The single most important near-term event is the full deployment of the Malabar Resources contract in FY26. Partial contribution in FY25 will become a full-year run-rate, adding an estimated A$12.4m in incremental annual revenue at above-average margins. This is the primary driver of the 12.6% revenue growth forecast for FY26.
Beyond Malabar, the engineering division carries a A$52m secured backlog and a A$180m tender pipeline, centred on the Sydney expansion of the workshop network. Win rates need to improve from the current 47% to sustain the growth trajectory the model requires.

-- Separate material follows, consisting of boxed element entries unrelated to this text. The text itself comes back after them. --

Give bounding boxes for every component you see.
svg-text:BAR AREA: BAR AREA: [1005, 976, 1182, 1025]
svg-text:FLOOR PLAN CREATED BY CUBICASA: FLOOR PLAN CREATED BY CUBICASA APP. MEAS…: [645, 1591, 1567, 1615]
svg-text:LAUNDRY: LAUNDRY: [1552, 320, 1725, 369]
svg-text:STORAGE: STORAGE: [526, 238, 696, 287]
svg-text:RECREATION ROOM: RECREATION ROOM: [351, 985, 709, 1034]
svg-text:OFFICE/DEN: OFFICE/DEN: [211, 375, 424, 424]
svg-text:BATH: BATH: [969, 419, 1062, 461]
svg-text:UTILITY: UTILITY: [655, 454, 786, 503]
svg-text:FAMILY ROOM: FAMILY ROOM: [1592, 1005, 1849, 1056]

The harder story is what happens after FY26. Mining revenues are forecast to plateau and then gradually decline as equipment utilisation dips toward 75% by FY30. EBITDA margins compress by roughly 500 basis points over three years as competitive pressure builds and coal's structural decline takes hold. Free cash flow only turns positive in FY28, so the dividend is exposed to any deterioration in the base case in the interim.
Valuation & Risks
| Metric | Value |
|---|---|
| Fair Value | A$0.46 |
| Current Price | A$0.33 |
| Upside to Fair Value | +39% |
| Bear Case Value | A$0.28 |
| EV/EBITDA (current) | 7.3x |
| Sector Peer Median EV/EBITDA | 11.4x |
| WACC | 9.0% |
| Terminal Growth Rate | 2.5% |
The fair value of A$0.46 is derived from a weighted blend of DCF analysis, peer trading multiples, precedent transactions, and a sum-of-parts assessment. The DCF carries the heaviest weight, and 90% of its value sits in the terminal period — meaning small changes to long-run margin or growth assumptions move the needle significantly. The 36% discount to sector peers is already wide, but it reflects a genuine structural risk that the market is pricing rationally.
The single biggest threat to the thesis is an acceleration in coal mine closures beyond what the model assumes. The base case treats coal as viable through 2030. If major NSW or Queensland mines announce closures two to three years earlier than expected, mining revenue could fall by 40% within 24 months. The top ten customers account for 65% of revenue, so the loss of even two or three of them would be immediately material. That scenario produces a bear case value of A$0.28 — 15% below the current share price — and would likely trigger a dividend suspension given the negative free cash flow position.